= Faceless kidney sign =

Radiologic sign of the kidney

The faceless kidney sign is a radiological finding observed on computed tomography imaging, typically in cases of duplex kidney anomalies or renal fusion abnormalities. It refers to the absence of the normal renal sinus structures, such as the renal pelvis and calyces, when viewed in cross-section. This sign is often used to identify conditions affecting the renal anatomy and function.

==Etiology==
The faceless kidney sign is most commonly associated with renal fusion anomalies and developmental abnormalities that alter the orientation of the kidney’s collecting system. These include:
- Duplex kidney (Duplicated collecting system): A congenital condition where the kidney has two separate ureters (complete duplication) or a bifid ureter (partial duplication). In a coronal plane, both moieties may be visible, but in axial sections, one of the moieties may lack visible renal sinus structures, creating the faceless kidney sign.
- Horseshoe kidney : A condition in which the lower poles of both kidneys are fused.
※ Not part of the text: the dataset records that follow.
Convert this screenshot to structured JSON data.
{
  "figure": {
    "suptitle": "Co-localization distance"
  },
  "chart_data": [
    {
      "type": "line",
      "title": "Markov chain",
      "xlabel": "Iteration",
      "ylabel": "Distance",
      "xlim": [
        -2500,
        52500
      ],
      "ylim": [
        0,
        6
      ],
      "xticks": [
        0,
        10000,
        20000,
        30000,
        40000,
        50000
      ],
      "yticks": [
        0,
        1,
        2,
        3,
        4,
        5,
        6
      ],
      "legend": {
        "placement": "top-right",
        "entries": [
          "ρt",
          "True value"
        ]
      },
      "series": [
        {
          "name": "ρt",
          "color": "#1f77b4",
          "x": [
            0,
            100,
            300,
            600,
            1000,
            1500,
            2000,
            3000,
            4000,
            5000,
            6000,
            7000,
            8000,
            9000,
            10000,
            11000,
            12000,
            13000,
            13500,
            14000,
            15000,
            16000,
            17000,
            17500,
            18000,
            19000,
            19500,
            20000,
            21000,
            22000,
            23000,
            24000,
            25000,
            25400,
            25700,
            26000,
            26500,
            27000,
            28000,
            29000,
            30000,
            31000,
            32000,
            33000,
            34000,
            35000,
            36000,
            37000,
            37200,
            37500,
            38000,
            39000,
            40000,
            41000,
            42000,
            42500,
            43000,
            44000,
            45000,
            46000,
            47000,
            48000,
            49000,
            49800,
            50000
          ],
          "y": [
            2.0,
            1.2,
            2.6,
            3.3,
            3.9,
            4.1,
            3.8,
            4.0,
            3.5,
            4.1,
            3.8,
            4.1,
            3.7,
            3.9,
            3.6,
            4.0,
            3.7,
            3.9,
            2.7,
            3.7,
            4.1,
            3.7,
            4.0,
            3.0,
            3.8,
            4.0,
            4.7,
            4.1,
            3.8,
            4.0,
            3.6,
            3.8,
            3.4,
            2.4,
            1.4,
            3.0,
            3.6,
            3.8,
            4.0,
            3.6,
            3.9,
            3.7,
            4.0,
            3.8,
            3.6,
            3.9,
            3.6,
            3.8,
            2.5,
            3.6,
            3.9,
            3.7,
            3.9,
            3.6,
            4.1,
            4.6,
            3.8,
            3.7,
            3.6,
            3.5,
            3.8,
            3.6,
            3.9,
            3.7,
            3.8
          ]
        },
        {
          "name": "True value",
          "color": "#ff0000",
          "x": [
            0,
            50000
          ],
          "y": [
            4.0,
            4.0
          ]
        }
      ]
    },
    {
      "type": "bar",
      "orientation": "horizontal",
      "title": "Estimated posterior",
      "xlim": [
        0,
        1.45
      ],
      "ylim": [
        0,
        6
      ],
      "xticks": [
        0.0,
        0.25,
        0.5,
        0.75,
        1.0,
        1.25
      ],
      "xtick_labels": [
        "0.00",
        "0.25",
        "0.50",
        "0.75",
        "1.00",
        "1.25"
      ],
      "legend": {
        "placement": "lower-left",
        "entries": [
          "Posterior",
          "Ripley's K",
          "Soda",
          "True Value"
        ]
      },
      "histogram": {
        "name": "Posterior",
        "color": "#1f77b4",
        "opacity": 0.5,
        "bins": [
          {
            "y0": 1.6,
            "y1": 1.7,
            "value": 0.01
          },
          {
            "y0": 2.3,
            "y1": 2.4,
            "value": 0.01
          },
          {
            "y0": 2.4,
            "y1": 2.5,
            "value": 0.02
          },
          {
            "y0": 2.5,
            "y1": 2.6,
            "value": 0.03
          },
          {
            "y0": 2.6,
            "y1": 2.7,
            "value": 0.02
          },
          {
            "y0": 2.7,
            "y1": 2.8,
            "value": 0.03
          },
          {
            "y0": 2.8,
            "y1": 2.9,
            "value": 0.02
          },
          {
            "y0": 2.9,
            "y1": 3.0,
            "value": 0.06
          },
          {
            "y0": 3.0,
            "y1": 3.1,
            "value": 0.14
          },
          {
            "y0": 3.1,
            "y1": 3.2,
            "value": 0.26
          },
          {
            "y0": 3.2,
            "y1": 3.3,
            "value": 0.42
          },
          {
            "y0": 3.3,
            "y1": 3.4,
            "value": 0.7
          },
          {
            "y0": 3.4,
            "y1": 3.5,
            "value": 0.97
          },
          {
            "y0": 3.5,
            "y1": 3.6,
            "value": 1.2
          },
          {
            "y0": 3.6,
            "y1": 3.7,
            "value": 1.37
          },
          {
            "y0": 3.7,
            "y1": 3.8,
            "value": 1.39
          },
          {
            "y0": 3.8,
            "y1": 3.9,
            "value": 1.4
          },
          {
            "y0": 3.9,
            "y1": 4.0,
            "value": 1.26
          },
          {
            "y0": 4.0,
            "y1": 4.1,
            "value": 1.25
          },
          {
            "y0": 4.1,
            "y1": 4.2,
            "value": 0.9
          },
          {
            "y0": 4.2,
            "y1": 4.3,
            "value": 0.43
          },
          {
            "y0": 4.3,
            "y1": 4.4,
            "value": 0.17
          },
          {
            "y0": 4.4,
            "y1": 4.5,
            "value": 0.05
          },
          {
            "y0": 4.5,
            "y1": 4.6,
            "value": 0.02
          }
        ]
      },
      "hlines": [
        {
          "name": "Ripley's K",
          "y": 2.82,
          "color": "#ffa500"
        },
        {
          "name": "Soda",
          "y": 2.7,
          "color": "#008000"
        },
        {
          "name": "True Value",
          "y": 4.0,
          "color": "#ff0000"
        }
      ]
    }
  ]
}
The fusion alters the normal position of the collecting system, which may cause the absence of the expected renal sinus appearance in axial images.
- Crossed fused renal ectopia: One kidney crosses over to the opposite side and fuses with the other kidney. The abnormal orientation may obscure the renal sinus, leading to the faceless kidney sign.
- Multicystic dysplastic kidney (MCDK): A nonfunctional kidney with multiple cysts and absence of normal renal parenchyma. The lack of normal renal sinus structures may mimic the faceless kidney appearance.
- Tumors and inflammatory conditions: Inflammation and tumor can distort the normal components of renal parenchyma, leading to faceless appearance.

==Imaging features==
On axial CT, the affected kidney appears homogeneous, without the normal renal sinus fat, pelvis, or calyces. The absence of the central renal sinus structures gives it a "faceless" appearance.